A clapperboard is a device used in filmmaking and video production to assist in the synchronizing of picture and sound, and to designate and mark particular scenes and takes recorded during a production. The sharp "clap" noise that the clapperboard makes can be identified easily on the audio track, and the shutting of the clapstick can be identified easily on the separate visual track. The two tracks can then be precisely synchronised by matching the sound and movement. Other names for the clapperboard include clapper, clapboard, slate, slate board, sync slate, time slate, sticks, board, and marker.
When a movie's sound and picture are out of synchronization, this is known as lip flap.
The clapperboard or clapboard slate is the combination of the chalkboard slate that held information identifying the next scene and the clapstick which was used to align sound and picture. In the early days of film, one person would hold a slate for the camera with the scene information, while another clapped two hinged sticks together in front of the camera.[1] The combination of the two into one unit made it much easier for just one person to handle both jobs.
Traditional clapperboards used to consist of a wooden slate and a hinged clapstick attached to the top of the slate. However, modern clapperboards now generally use a pair of wooden sticks atop whiteboard or translucent acrylic glass slates which do not require additional lighting from the camera side to be legible. Some versions are also backlit. Smart slates or digislates are electronic SMPTE time code versions with LED numbers. The clapsticks traditionally have diagonally interleaved lines of black and white to ensure a clear visual of the clap in almost any lighting conditions, but in recent years sticks with calibrated color stripes have also become available. In some productions, particularly those created in the digital domain, electronically superimposed versions of a clapperboard have supplanted the real thing.
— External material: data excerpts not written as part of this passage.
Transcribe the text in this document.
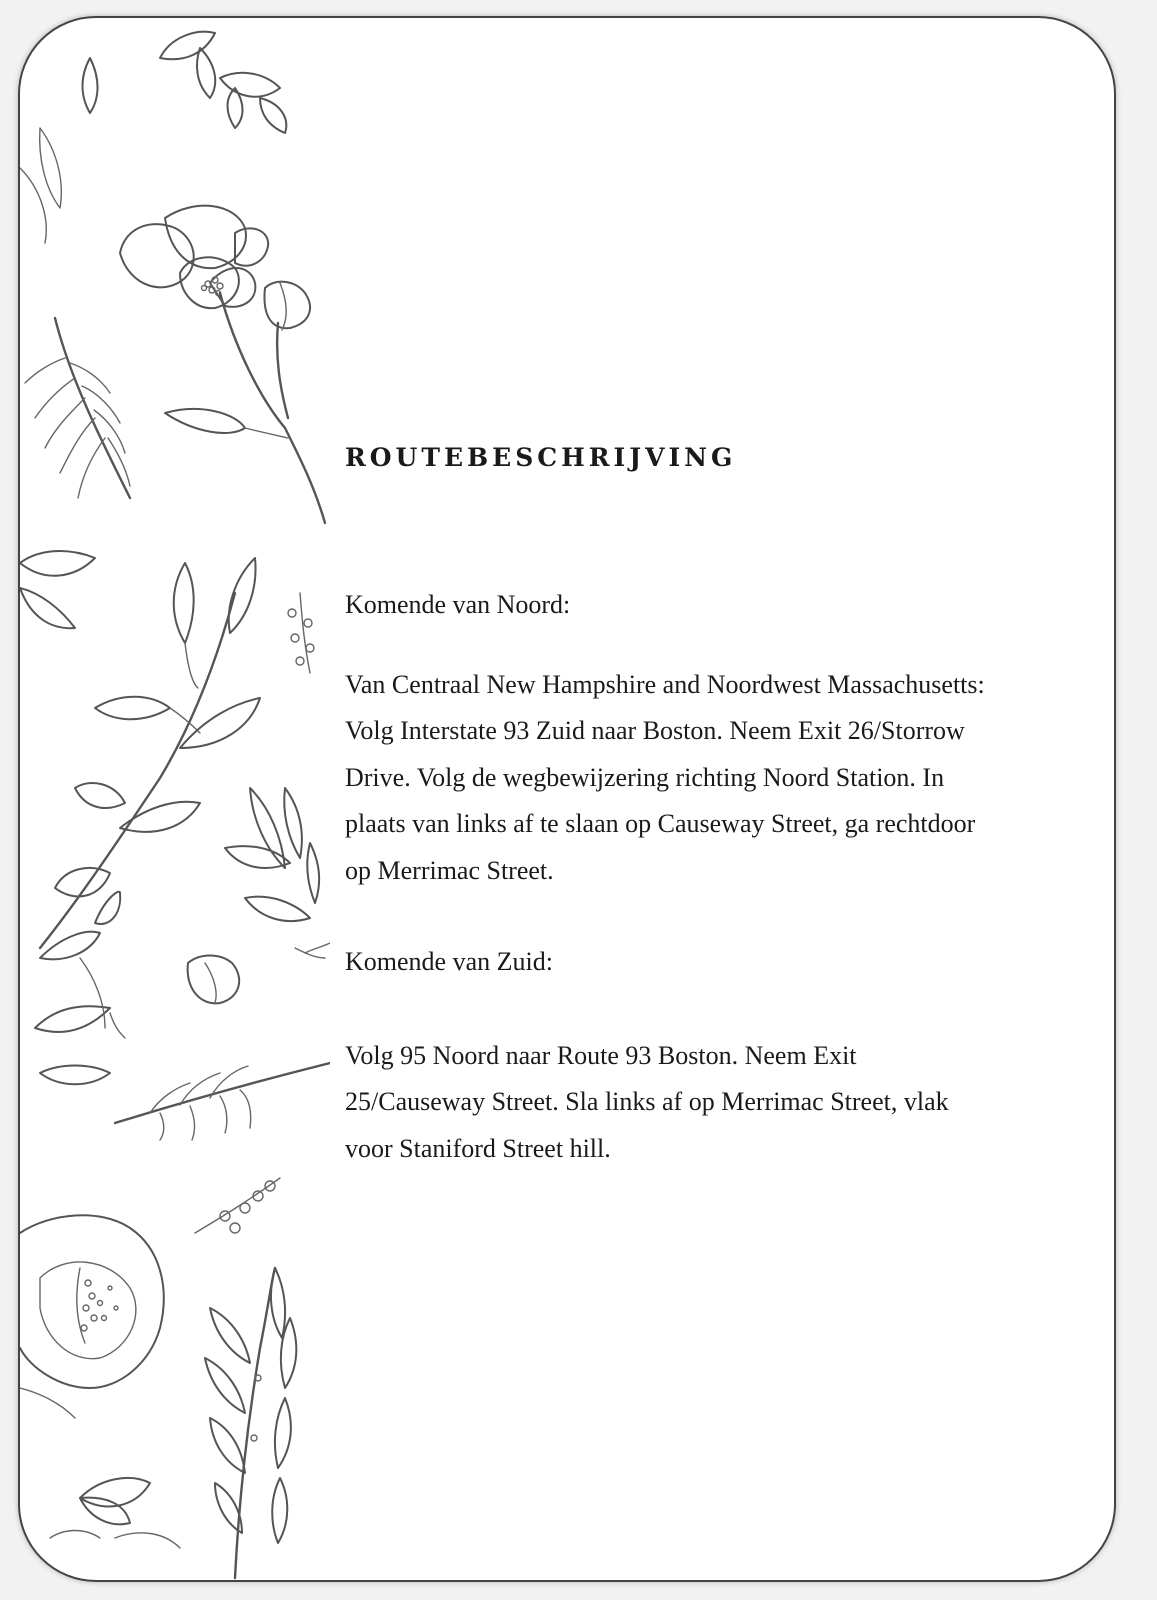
ROUTEBESCHRIJVING

Komende van Noord:

Van Centraal New Hampshire and Noordwest Massachusetts:

Volg Interstate 93 Zuid naar Boston. Neem Exit 26/Storrow

Drive. Volg de wegbewijzering richting Noord Station. In

plaats van links af te slaan op Causeway Street, ga rechtdoor

op Merrimac Street.

Komende van Zuid:

Volg 95 Noord naar Route 93 Boston. Neem Exit

25/Causeway Street. Sla links af op Merrimac Street, vlak

voor Staniford Street hill.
In use, the details of the next take are written on the slate of the clapperboard.
This typically includes the date, the production title, the name of the director, the name of the director of photography (DP) and the scene information - which follows two popular systems: American - scene number, camera angle and take number; e.g. scene 24, C, take 3; European - slate number, take number (with the letter of the camera shooting the slate if using multiple-camera setup); e.g. slate 256, take 3C. Often the European system will also include the scene number; however, a separate continuity sheet that maps the slate number to the scene number, camera angle and take number may be used if the scene number is not included on the slate. This is generally not as great a concern with short films, however. The clapper loader (or 2nd AC) is generally responsible for the maintenance and operation of the clapperboard, while the script supervisor is responsible for determining which system will be used and what numbers a given take should have. While these are usually fairly obvious once a system has been agreed upon, the script supervisor is usually considered the final arbiter in the event of an unclear situation.
A verbal identification of the numbers, known either as "voice slate" or "announcement", occurs after sound has reached speed. At the same time or shortly thereafter, the camera will start running, and the clapperboard is then filmed briefly at the start of the take and the clapsticks are clapped sharply as soon as the camera has reached sync speed. Specific procedures vary depending on the nature of the production (documentary, television, feature, commercial, etc.) and the dominant camera assisting conventions of the region; therefore it is not possible to describe a definitive practice aside from the general principles.[2]
Sometimes a tail slate or end slate is filmed at the end of a take, during which the clapperboard is held upside-down. This is done when the clapperboard wasn't captured or was missing at the start of the take. This happens rarely, though.
The clapper (two sticks hinged together) may have been invented by Frank Thring (father of actor Frank Thring), who was head of Efftee Studios in 1920s Melbourne, Australia.[3]
The current digital slate was invented by Matthew L. Davies, holder of US patent number 6831729.[4]